Dans l’affaire qui nous occupe, et sauf à ce que les éléments exposés dans la plainte avec constitution de partie civile soient de nature à caractériser un viol, il y a des chances non négligeables que le juge d’instruction rende une ordonnance de refus d’informer pour prescription.
J’ai en effet expliqué dans un précédent article la question de la prescription en matière d’agressions sexuelles autres que le viol commises sur des personnes majeures.
Si le juge d’instruction considère qu’il y a lieu d’instruire la plainte de Tristane BANON, cela n’implique pas que DSK sera condamné.
Là encore, la chaîne peut se rompre avant qu’une condamnation n’ait été ne serais ce qu’envisagée.
Il est d’ailleurs utile de rappeler que dans la phase d’instruction, comme dans toutes les phases de la procédure pénale antérieures à l’exécution de la sanction, les personnes mises en causes ou en examen sont réputées innocentes.
Quoi qu’il en soit dans le cadre de cette affaire médiatique, si à l’issue de l’instruction, qui peut durer un certain temps selon la difficulté que revêt le dossier, le juge d’instruction à plusieurs possibilités.
Soit il rend une ordonnance de mise en accusation (si l’infraction est un viol), soit une ordonnance de renvoi devant le tribunal correctionnel (si l’infraction est une agression sexuelle non prescrite pour une raison quelconque apparue durant l’instruction).
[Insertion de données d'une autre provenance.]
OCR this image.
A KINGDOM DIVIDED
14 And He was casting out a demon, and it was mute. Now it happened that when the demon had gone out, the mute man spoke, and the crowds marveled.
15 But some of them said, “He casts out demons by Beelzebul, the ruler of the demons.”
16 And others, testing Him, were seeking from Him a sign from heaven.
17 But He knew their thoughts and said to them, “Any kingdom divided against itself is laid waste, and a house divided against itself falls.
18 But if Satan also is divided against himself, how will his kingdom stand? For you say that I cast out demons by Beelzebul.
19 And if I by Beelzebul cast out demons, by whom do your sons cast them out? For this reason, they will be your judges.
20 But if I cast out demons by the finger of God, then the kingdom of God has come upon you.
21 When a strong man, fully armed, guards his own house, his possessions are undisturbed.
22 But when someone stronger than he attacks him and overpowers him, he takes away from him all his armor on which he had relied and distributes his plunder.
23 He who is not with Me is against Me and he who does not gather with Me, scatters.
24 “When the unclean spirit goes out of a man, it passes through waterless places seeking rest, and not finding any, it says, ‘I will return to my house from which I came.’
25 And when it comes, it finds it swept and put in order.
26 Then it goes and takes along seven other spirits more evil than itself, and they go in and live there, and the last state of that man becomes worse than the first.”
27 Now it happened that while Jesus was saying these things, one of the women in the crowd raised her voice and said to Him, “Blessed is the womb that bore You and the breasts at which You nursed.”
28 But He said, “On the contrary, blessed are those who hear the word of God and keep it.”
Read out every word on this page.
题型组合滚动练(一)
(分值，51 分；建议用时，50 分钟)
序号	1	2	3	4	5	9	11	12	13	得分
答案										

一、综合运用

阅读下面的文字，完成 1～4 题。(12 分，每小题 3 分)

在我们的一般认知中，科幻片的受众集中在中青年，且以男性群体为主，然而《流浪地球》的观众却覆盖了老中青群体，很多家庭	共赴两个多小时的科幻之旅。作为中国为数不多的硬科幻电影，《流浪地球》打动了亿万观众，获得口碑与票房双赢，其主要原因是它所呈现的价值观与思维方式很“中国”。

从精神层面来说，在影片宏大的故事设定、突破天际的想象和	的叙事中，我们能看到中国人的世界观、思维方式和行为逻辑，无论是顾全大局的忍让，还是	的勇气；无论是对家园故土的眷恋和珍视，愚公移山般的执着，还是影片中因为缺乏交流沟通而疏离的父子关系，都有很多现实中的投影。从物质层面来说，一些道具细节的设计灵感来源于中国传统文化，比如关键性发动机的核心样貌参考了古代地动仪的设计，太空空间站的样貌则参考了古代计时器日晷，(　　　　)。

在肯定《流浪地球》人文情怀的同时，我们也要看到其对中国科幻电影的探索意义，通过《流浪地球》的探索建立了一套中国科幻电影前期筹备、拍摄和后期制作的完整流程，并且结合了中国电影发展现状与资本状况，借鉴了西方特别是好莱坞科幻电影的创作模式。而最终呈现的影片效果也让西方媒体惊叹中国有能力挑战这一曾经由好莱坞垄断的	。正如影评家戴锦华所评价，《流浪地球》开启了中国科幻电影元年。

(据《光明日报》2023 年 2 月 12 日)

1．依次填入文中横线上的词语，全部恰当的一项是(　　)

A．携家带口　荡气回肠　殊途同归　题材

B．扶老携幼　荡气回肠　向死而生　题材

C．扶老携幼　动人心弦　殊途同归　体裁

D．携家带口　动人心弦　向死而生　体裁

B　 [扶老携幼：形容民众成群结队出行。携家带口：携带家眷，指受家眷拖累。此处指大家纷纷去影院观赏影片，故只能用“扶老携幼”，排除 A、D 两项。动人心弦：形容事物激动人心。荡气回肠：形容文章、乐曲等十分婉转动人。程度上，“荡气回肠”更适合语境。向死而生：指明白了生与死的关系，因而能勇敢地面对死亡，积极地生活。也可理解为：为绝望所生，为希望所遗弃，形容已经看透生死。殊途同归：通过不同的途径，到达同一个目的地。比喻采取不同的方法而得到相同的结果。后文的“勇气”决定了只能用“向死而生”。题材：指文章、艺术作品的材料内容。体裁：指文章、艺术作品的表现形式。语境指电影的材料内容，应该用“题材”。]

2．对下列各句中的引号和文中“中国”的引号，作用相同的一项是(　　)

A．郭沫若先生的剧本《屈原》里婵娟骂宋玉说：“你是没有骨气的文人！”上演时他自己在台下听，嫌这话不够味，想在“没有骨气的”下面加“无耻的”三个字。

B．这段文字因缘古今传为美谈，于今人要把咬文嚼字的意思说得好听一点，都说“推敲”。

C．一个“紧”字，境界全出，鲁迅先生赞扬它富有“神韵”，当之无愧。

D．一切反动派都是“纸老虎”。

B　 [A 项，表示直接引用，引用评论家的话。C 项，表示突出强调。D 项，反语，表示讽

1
Dans ces deux hypothèses, DSK devra alors comparaître devant la juridiction de jugement compétente (Cour d’assises s’il s’agit d’un viol ou Tribunal Correctionnel s’il s’agit d’une agression sexuelle).
Néanmoins, là aussi la chaîne peut se rompre avant même qu’une juridiction ait été saisie alors que le dossier a été instruit.
C’est l’hypothèse de l’ordonnance de non lieu.
A l’issue de l’instruction, quand le juge estime avoir mis en œuvre tous les actes nécessaire à la manifestation de la vérité, il peut considérer soit que l’infraction n’est pas constituée (absence d’un élément constitutif), soit que l’identification de l’auteur est impossible, soit que les charges à l’encontre du mis en examen sont insuffisantes.
Une telle ordonnance de non lieu met fin à l’instance pénale, sauf élément nouveau dégagé par le Procureur, qui demeure une partie à la procédure malgré l’initiative de la victime dans le cadre de sa plainte.
Ainsi donc, le chemin est encore long avant qu’un Tribunal ou une Cour ait à se prononcer sur une éventuelle culpabilité de DSK (ce qui là encore n’implique pas nécessairement qu’il sera condamné).
Enfin, la question de la prescription telle qu’elle s’est posée dans le cadre de la plainte initiale et dans la décision de classement sans suite du Procureur ne sera pas purement et simplement court-circuitée par le déclenchement d’une information judiciaire
En conclusion, si un classement sans suite peut être contourné (soit par la plainte avec constitution de partie civile, soit par la citation directe), cela ne signifie pas qu’une victime puisse passer outre les décisions administratives ou judiciaires pour faire condamner celui qu’elle estime être l’auteur, même si des voies de recours existent.